L’Empereur confere auec la Souueraine & les Seigneurs & Dames du Conſeil, & apres pluſieurs auis demelez chacun retourné en ſa place, il fut conclud & ſa maieſté prononça l’arreſt.

L’vnité de vos volontez ſ’eſtant trouuee en voſtre auanture, il eſt ordonné que vous changerez d’affections ſi vous pouuez, ſinon vous vous reduirez à cc que la commodité vous offrira comme l’honneur le permet.

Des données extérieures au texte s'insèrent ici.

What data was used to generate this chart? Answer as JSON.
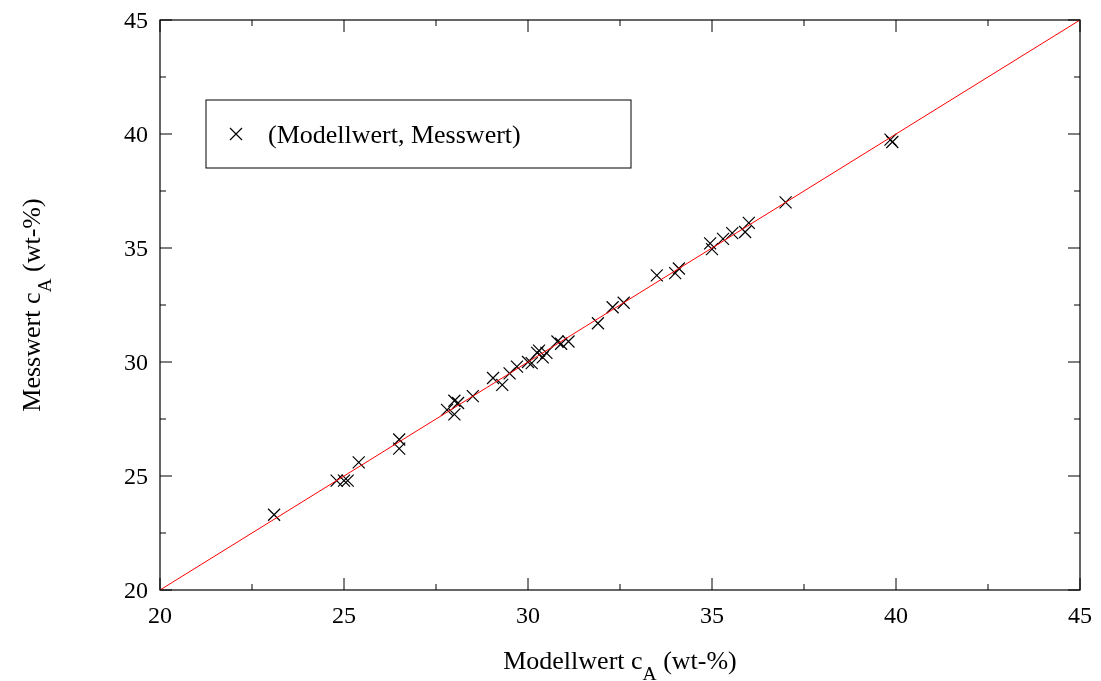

Apres ceſte cy pluſieurs cauſes d’Amour furēt plaidees & iugees, au contentement de ceux auſ quels il eſcheoit. Mais vous petits eſprits, qui aboyez les courages nez à la reputation, c’eſt icy que ie prepare le glaiue qui tranchera voſtre envie, ce qui ſera gracieux aux cœurs debonnaires, deuiendra le venin qui vous fera mourir en voſtre malice, retirez vos yeux de deſſus ces pour traicts du ſouuerain bien : Vous les autres qui eſtes ces belles ames qui fauoriſez les courages d’Amour, approchez vous, leuez le voile de ces mignons diſcours, & raſſaſiez vous des bonnes delices que ceſte pellicule de paroles enuelope. Si le deſir d’eſtre parfaictement heureux alleche quelqu’vn, qu’il ſe diſpoſe de nous ſuiure aux endroits de l’accompliſſement de tous ſouhaits equitables, & venant gayement icy on rencontrera toute conſolation à la confuſion des profanes.